Effective sparse representation of X-Ray medical images within the context of data reduction is considered. The proposed framework is shown to render an enormous reduction in the cardinality of the data set required to represent this class of images at very good quality. The particularity of the approach is that it can be implemented at very competitive processing time and low memory requirements

Hierarchized block wise image approximation by greedy pursuit strategies

An approach for effective implementation of greedy selection methodologies, to approximate an image partitioned into blocks, is proposed. The method is specially designed for approximating partitions on a transformed image. It evolves by selecting, at each iteration step, i) the elements for approximating each of the blocks partitioning the image and ii) the hierarchized sequence in which the blocks are approximated to reach the required global condition on sparsity.

Sparsity and `Something Else': An Approach to Encrypted Image Folding

A property of sparse representations in relation to their capacity for information storage is discussed. It is shown that this feature can be used for an application that we term Encrypted Image Folding. The proposed procedure is realizable through any suitable transformation. In particular, in this paper we illustrate the approach by recourse to the Discrete Cosine Transform and a combination of redundant Cosine and Dirac dictionaries. The main advantage of the proposed technique is that both storage and encryption can be achieved simultaneously using simple processing steps.

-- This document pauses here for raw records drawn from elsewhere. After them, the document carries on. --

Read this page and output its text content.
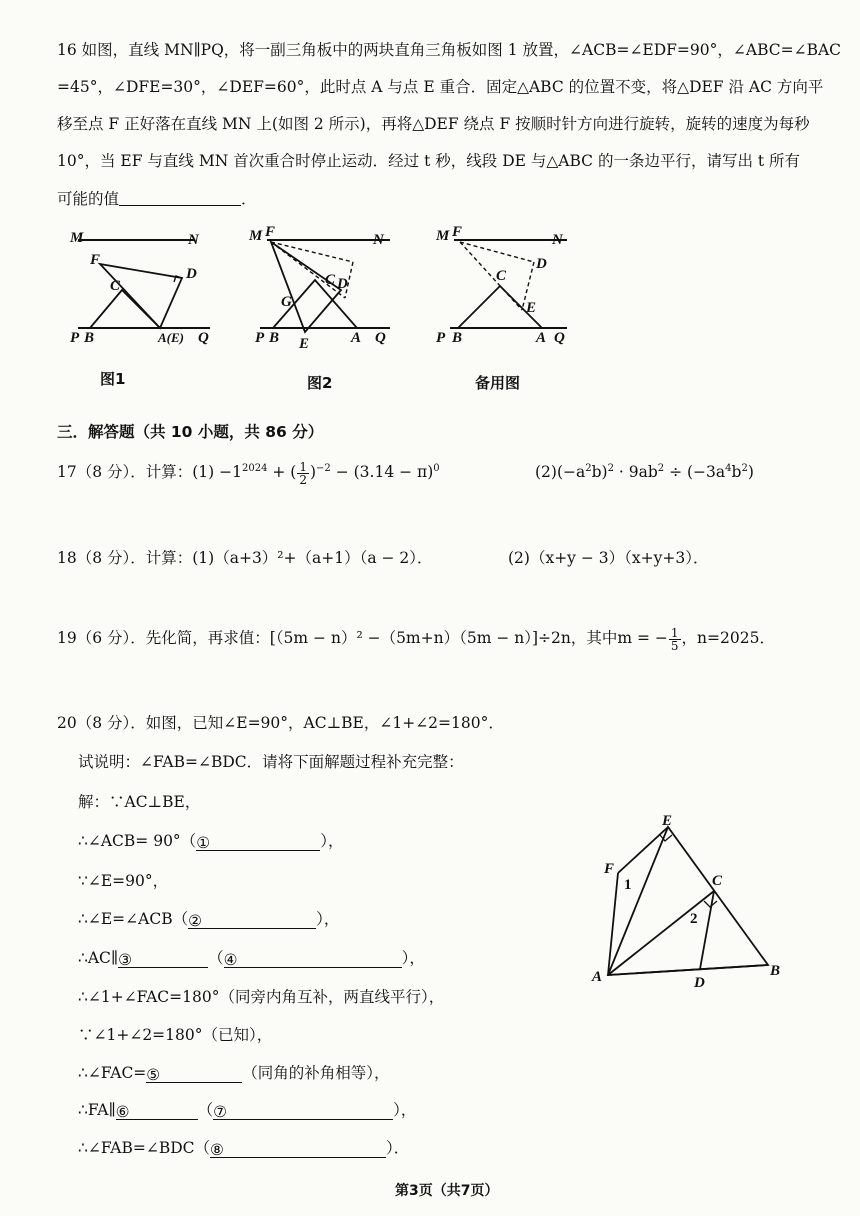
16 如图，直线 MN∥PQ，将一副三角板中的两块直角三角板如图 1 放置，∠ACB=∠EDF=90°，∠ABC=∠BAC
=45°，∠DFE=30°，∠DEF=60°，此时点 A 与点 E 重合．固定△ABC 的位置不变，将△DEF 沿 AC 方向平
移至点 F 正好落在直线 MN 上(如图 2 所示)，再将△DEF 绕点 F 按顺时针方向进行旋转，旋转的速度为每秒
10°，当 EF 与直线 MN 首次重合时停止运动．经过 t 秒，线段 DE 与△ABC 的一条边平行，请写出 t 所有
可能的值	．
M	N
F
D
C
P B	A(E) Q
图1
M F	N
D
C
G
P B E	A Q
图2
M F	N
C
D
E
P B	A Q
备用图
三．解答题（共 10 小题，共 86 分）
17（8 分）．计算：$(1) -1^{2024}$ + ( $\frac{1}{2} )^{-2} - (3.14 - \pi)^0$	$(2)(-a^2b)^2 \cdot 9ab^2 \div (-3a^4b^2)$
18（8 分）．计算：(1)（a+3）²+（a+1）（a − 2）．	(2)（x+y − 3）（x+y+3）．
19（6 分）．先化简，再求值：[（5m − n）² −（5m+n）（5m − n）]÷2n，其中m = − $\frac{1}{5}$ ，n=2025．
20（8 分）．如图，已知∠E=90°，AC⊥BE，∠1+∠2=180°．
试说明：∠FAB=∠BDC．请将下面解题过程补充完整：
解：∵AC⊥BE，
∴∠ACB= 90°（①	），
∵∠E=90°，
∴∠E=∠ACB（②	），
∴AC∥③	（④	），
∴∠1+∠FAC=180°（同旁内角互补，两直线平行），
∵∠1+∠2=180°（已知），
∴∠FAC=⑤	（同角的补角相等），
∴FA∥⑥	（⑦	），
∴∠FAB=∠BDC（⑧	）．
E
F
1	C
2
A	D
B
第3页（共7页）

Sparse Representation of Astronomical Images

Sparse representation of astronomical images is discussed. It is shown that a significant gain in sparsity is achieved when particular mixed dictionaries are used for approximating these types of images with greedy selection strategies. Experiments are conducted to confirm: i)Effectiveness at producing sparse representations. ii)Competitiveness, with respect to the time required to process large images.The latter is a consequence of the suitability of the proposed dictionaries for approximating images in partitions of small blocks.This feature makes it possible to apply the effective greedy selection technique Orthogonal Matching Pursuit, up to some block size. For blocks exceeding that size a refinement of the original Matching Pursuit approach is considered. The resulting method is termed Self Projected Matching Pursuit, because is shown to be effective for implementing, via Matching Pursuit itself, the optional back-projection intermediate steps in that approach.

Sparse image representation by discrete cosine/spline based dictionaries

Mixed dictionaries generated by cosine and B-spline functions are considered. It is shown that, by highly nonlinear approaches such as Orthogonal Matching Pursuit, the discrete version of the proposed dictionaries yields a significant gain in the sparsity of an image representation.